After his death in September of 1985, the Dan Saults Writing Award was established by the Ozark Writer’s League to honor his memory. A year later he received the National Wildlife Federation’s conservation award from the Conservation Federation of Missouri for his pioneering conservation efforts. In 1990 he was inducted into the Conservation Hall of Fame. The Dan Saults Collection of newspaper columns, articles, editorials and correspondence was given to the University of Missouri’s journalism school.
Joel Vance, OWAA historian, reports, “Dan was already a legend when I started working for the Missouri Conservation Department in 1969. Although he had been in Washington, D.C., for five years, his influence here was still strong. He was Jim Keefe’s mentor and Keefe (another OWAA Legend) was mine. Dan and Keefe dominated editorial duties on the Missouri Conservationist magazine for nearly 40 years. Their inside-front-cover editorial was the voice of the Conservation Department. The magazine grew from a fledgling to one with the largest circulation of any state conservation publication — more than 400,000. Jim, who succeeded Dan as editor, loved to tell how his boss was a compulsive editor. If he was eating in some Ozark cafe and noticed a typo in the menu, the black pencil would come out, and he’d edit on the spot.”
Don Cullimore, whose dad was a Ham Brown Award recipient, said, “Dan was a significant mentor to me. He shaped my reading habits, encouraged my intellectual curiosity and honed my passions in politics and philosophy. Dad and Dan’s research and articles undoubtedly led to the protection of the Irish Wilderness as a federally designated wilderness area. I’ve never found a friendship equal to his.”
Chuck Cadieux (an OWAA living legend and former OWAA president) worked with Saults in the National Association for Conservation Education and Publicity in the early 1950s and said he was a “master of words. He once wrote a story about four Ozark coon hunters setting around the campfire, and you could smell the smoke and hear the hounds tree the raccoon.”
Jim Carroll remembers, “He was the best boss I ever had, but I worked too long and he lived too short to tell him that. I have never known a person more knowledgeable on so many subjects. My only regret is that I never learned how to tell a story like the master from Knob Noster.”

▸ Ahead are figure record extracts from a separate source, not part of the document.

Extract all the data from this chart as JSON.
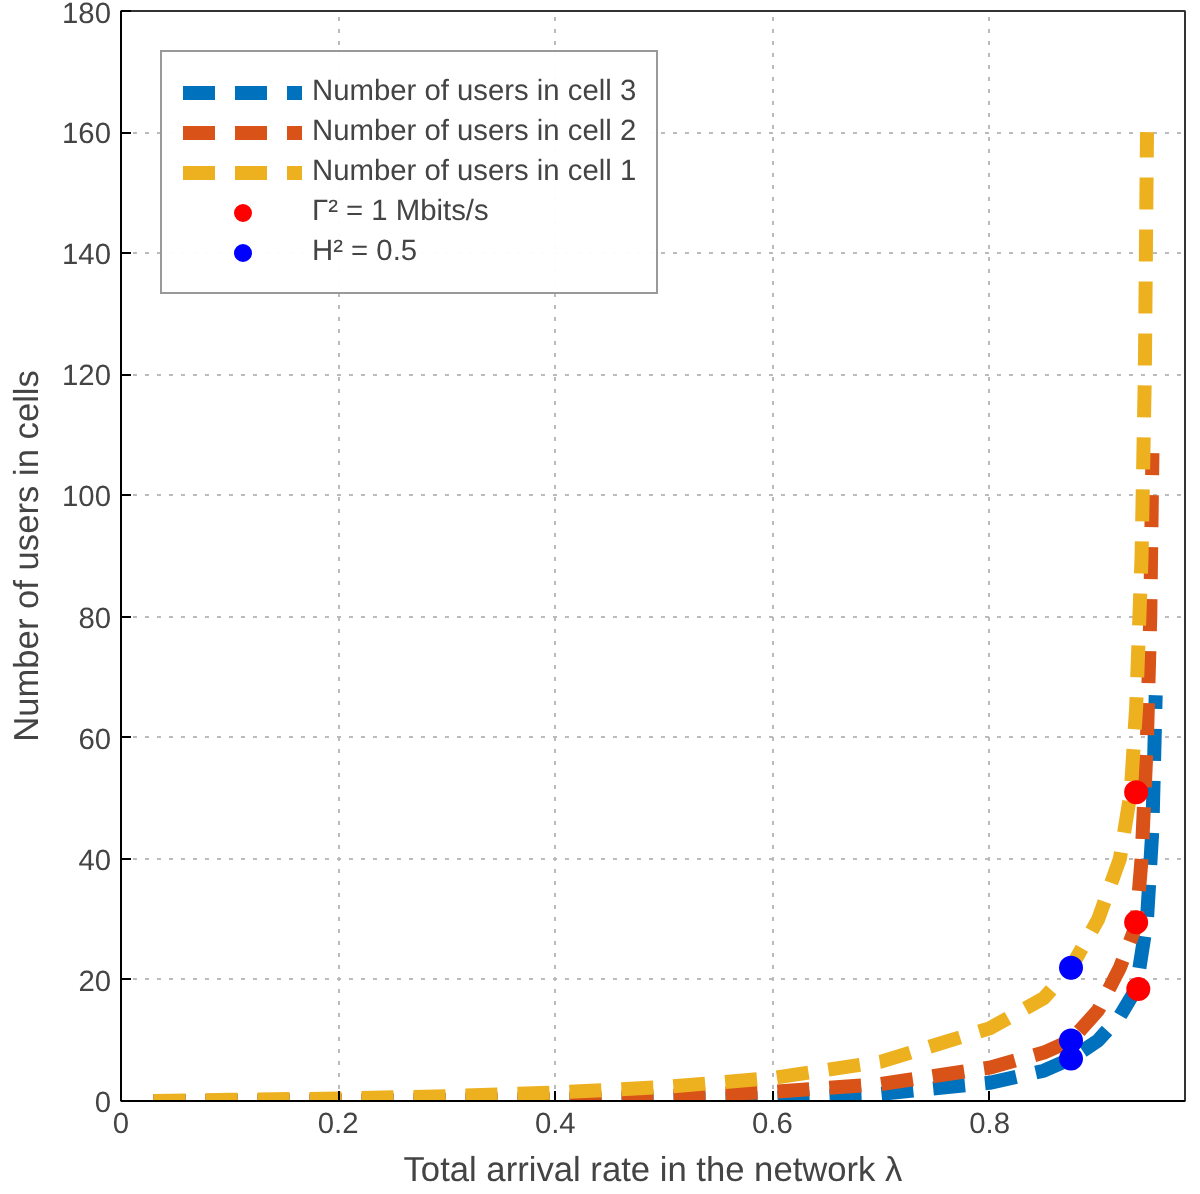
{
  "chart_data": {
    "type": "line",
    "xlabel": "Total arrival rate in the network λ",
    "ylabel": "Number of users in cells",
    "xlim": [
      0,
      0.98
    ],
    "ylim": [
      0,
      180
    ],
    "xticks": [
      0,
      0.2,
      0.4,
      0.6,
      0.8
    ],
    "yticks": [
      0,
      20,
      40,
      60,
      80,
      100,
      120,
      140,
      160,
      180
    ],
    "grid": true,
    "legend": "top left",
    "line_style": "dashed",
    "series": [
      {
        "name": "Number of users in cell 3",
        "color": "#0072bd",
        "x": [
          0.03,
          0.4,
          0.6,
          0.7,
          0.8,
          0.85,
          0.875,
          0.9,
          0.92,
          0.935,
          0.945,
          0.95,
          0.953
        ],
        "values": [
          0,
          0.1,
          0.5,
          1.2,
          3,
          5,
          7,
          10,
          14,
          18.5,
          30,
          45,
          67
        ]
      },
      {
        "name": "Number of users in cell 2",
        "color": "#d95319",
        "x": [
          0.03,
          0.2,
          0.4,
          0.5,
          0.6,
          0.7,
          0.8,
          0.85,
          0.875,
          0.9,
          0.92,
          0.935,
          0.94,
          0.945,
          0.948,
          0.95
        ],
        "values": [
          0,
          0.1,
          0.4,
          0.8,
          1.5,
          2.8,
          5.5,
          8,
          10,
          15,
          22,
          29,
          40,
          60,
          80,
          107
        ]
      },
      {
        "name": "Number of users in cell 1",
        "color": "#edb120",
        "x": [
          0.03,
          0.1,
          0.2,
          0.3,
          0.4,
          0.5,
          0.6,
          0.7,
          0.8,
          0.85,
          0.875,
          0.9,
          0.92,
          0.93,
          0.935,
          0.94,
          0.943,
          0.945
        ],
        "values": [
          0,
          0.2,
          0.4,
          0.8,
          1.4,
          2.3,
          3.8,
          6.5,
          12,
          17,
          22,
          30,
          40,
          51,
          65,
          90,
          120,
          160
        ]
      },
      {
        "name": "Γ² = 1 Mbits/s",
        "type": "scatter",
        "marker": "circle",
        "color": "#ff0000",
        "x": [
          0.935,
          0.935,
          0.937
        ],
        "values": [
          51,
          29.5,
          18.5
        ]
      },
      {
        "name": "H² = 0.5",
        "type": "scatter",
        "marker": "circle",
        "color": "#0000ff",
        "x": [
          0.875,
          0.875,
          0.875
        ],
        "values": [
          22,
          10,
          7
        ]
      }
    ]
  }
}
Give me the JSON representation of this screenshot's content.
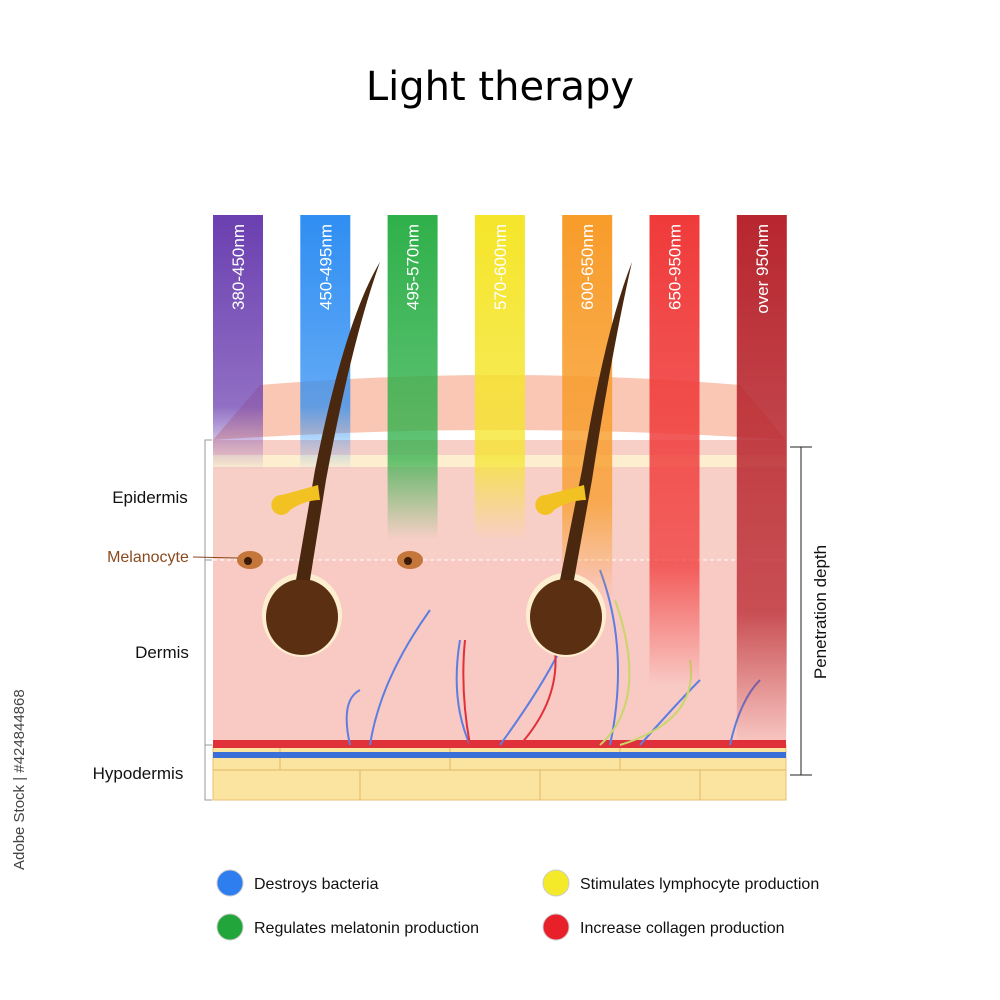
{
  "title": "Light therapy",
  "bands": [
    "380-450nm",
    "450-495nm",
    "495-570nm",
    "570-600nm",
    "600-650nm",
    "650-950nm",
    "over  950nm"
  ],
  "layers": {
    "epidermis": "Epidermis",
    "melanocyte": "Melanocyte",
    "dermis": "Dermis",
    "hypodermis": "Hypodermis"
  },
  "penetration": "Penetration depth",
  "legend": [
    "Destroys bacteria",
    "Regulates melatonin production",
    "Stimulates lymphocyte production",
    "Increase collagen production"
  ],
  "watermark": "Adobe Stock | #424844868"
}
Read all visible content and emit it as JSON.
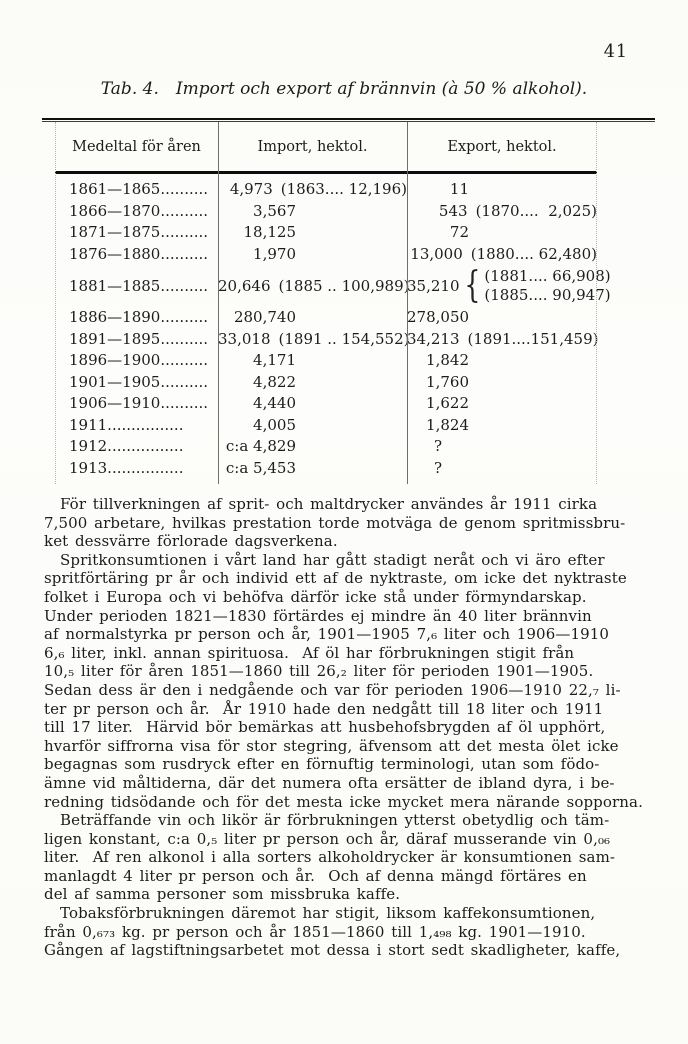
{
  "page": {
    "number": "41"
  },
  "table": {
    "title": {
      "label": "Tab. 4.",
      "text": "Import och export af brännvin (à 50 % alkohol)."
    },
    "columns": [
      "Medeltal för åren",
      "Import, hektol.",
      "Export, hektol."
    ],
    "brace_glyph": "{",
    "rows": [
      {
        "year": "1861—1865..........",
        "import": "4,973",
        "import_note": "(1863.... 12,196)",
        "export": "11",
        "export_note": ""
      },
      {
        "year": "1866—1870..........",
        "import": "3,567",
        "import_note": "",
        "export": "543",
        "export_note": "(1870....  2,025)"
      },
      {
        "year": "1871—1875..........",
        "import": "18,125",
        "import_note": "",
        "export": "72",
        "export_note": ""
      },
      {
        "year": "1876—1880..........",
        "import": "1,970",
        "import_note": "",
        "export": "13,000",
        "export_note": "(1880.... 62,480)"
      },
      {
        "year": "1881—1885..........",
        "import": "20,646",
        "import_note": "(1885 .. 100,989)",
        "export": "35,210",
        "export_brace": [
          "(1881.... 66,908)",
          "(1885.... 90,947)"
        ]
      },
      {
        "year": "1886—1890..........",
        "import": "280,740",
        "import_note": "",
        "export": "278,050",
        "export_note": ""
      },
      {
        "year": "1891—1895..........",
        "import": "33,018",
        "import_note": "(1891 .. 154,552)",
        "export": "34,213",
        "export_note": "(1891....151,459)"
      },
      {
        "year": "1896—1900..........",
        "import": "4,171",
        "import_note": "",
        "export": "1,842",
        "export_note": ""
      },
      {
        "year": "1901—1905..........",
        "import": "4,822",
        "import_note": "",
        "export": "1,760",
        "export_note": ""
      },
      {
        "year": "1906—1910..........",
        "import": "4,440",
        "import_note": "",
        "export": "1,622",
        "export_note": ""
      },
      {
        "year": "1911................",
        "import": "4,005",
        "import_note": "",
        "export": "1,824",
        "export_note": ""
      },
      {
        "year": "1912................",
        "import": "c:a 4,829",
        "import_note": "",
        "export": "?",
        "export_note": ""
      },
      {
        "year": "1913................",
        "import": "c:a 5,453",
        "import_note": "",
        "export": "?",
        "export_note": ""
      }
    ]
  },
  "body": {
    "paragraphs": [
      "För tillverkningen af sprit- och maltdrycker användes år 1911 cirka\n7,500 arbetare, hvilkas prestation torde motväga de genom spritmissbru-\nket dessvärre förlorade dagsverkena.",
      "Spritkonsumtionen i vårt land har gått stadigt neråt och vi äro efter\nspritförtäring pr år och individ ett af de nyktraste, om icke det nyktraste\nfolket i Europa och vi behöfva därför icke stå under förmyndarskap.\nUnder perioden 1821—1830 förtärdes ej mindre än 40 liter brännvin\naf normalstyrka pr person och år, 1901—1905 7,₆ liter och 1906—1910\n6,₆ liter, inkl. annan spirituosa.  Af öl har förbrukningen stigit från\n10,₅ liter för åren 1851—1860 till 26,₂ liter för perioden 1901—1905.\nSedan dess är den i nedgående och var för perioden 1906—1910 22,₇ li-\nter pr person och år.  År 1910 hade den nedgått till 18 liter och 1911\ntill 17 liter.  Härvid bör bemärkas att husbehofsbrygden af öl upphört,\nhvarför siffrorna visa för stor stegring, äfvensom att det mesta ölet icke\nbegagnas som rusdryck efter en förnuftig terminologi, utan som födo-\nämne vid måltiderna, där det numera ofta ersätter de ibland dyra, i be-\nredning tidsödande och för det mesta icke mycket mera närande sopporna.",
      "Beträffande vin och likör är förbrukningen ytterst obetydlig och täm-\nligen konstant, c:a 0,₅ liter pr person och år, däraf musserande vin 0,₀₆\nliter.  Af ren alkonol i alla sorters alkoholdrycker är konsumtionen sam-\nmanlagdt 4 liter pr person och år.  Och af denna mängd förtäres en\ndel af samma personer som missbruka kaffe.",
      "Tobaksförbrukningen däremot har stigit, liksom kaffekonsumtionen,\nfrån 0,₆₇₃ kg. pr person och år 1851—1860 till 1,₄₉₈ kg. 1901—1910.\nGången af lagstiftningsarbetet mot dessa i stort sedt skadligheter, kaffe,"
    ]
  }
}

Pete Anastasi said, “A literary genius at work — fits Dan Saults to a ‘T’. I never met anyone who could match his editorial expertise. When I handed him copy I always got back half and soon learned how to keep the gobbledygook out.:
Don Pfitzer, a B-17 pilot in WWII, recalls long discussions with Saults, who Pfitzer met after the war when both were state information and education supervisors — Saults in Missouri, and Pfitzer in Tennessee. “Among all the subjects we discussed, the most memorable hinged around our faith. Dan surprised me by his strong belief in the Bible and its literary value. He read and reread Solomon’s books, especially Ecclesiastics. I remember so vividly evenings listening to him read aloud passages with intense feeling. Just another facet of this remarkable man that few of his contemporaries had occasion to enjoy.”
Saults rests in Knob Noster and left his wife, a daughter, four grandchildren and three great grandchildren that he would have adored. In my book, he was a great man and one of the finest conservation editors of our time.
Keith Hay, an OWAA member since 1965, retired as conservation director for the American Petroleum Institute. He is vice president for the Lewis and Clark Bicentennial in Oregon and lives near Newberg, Ore., on his tree farm and vineyard.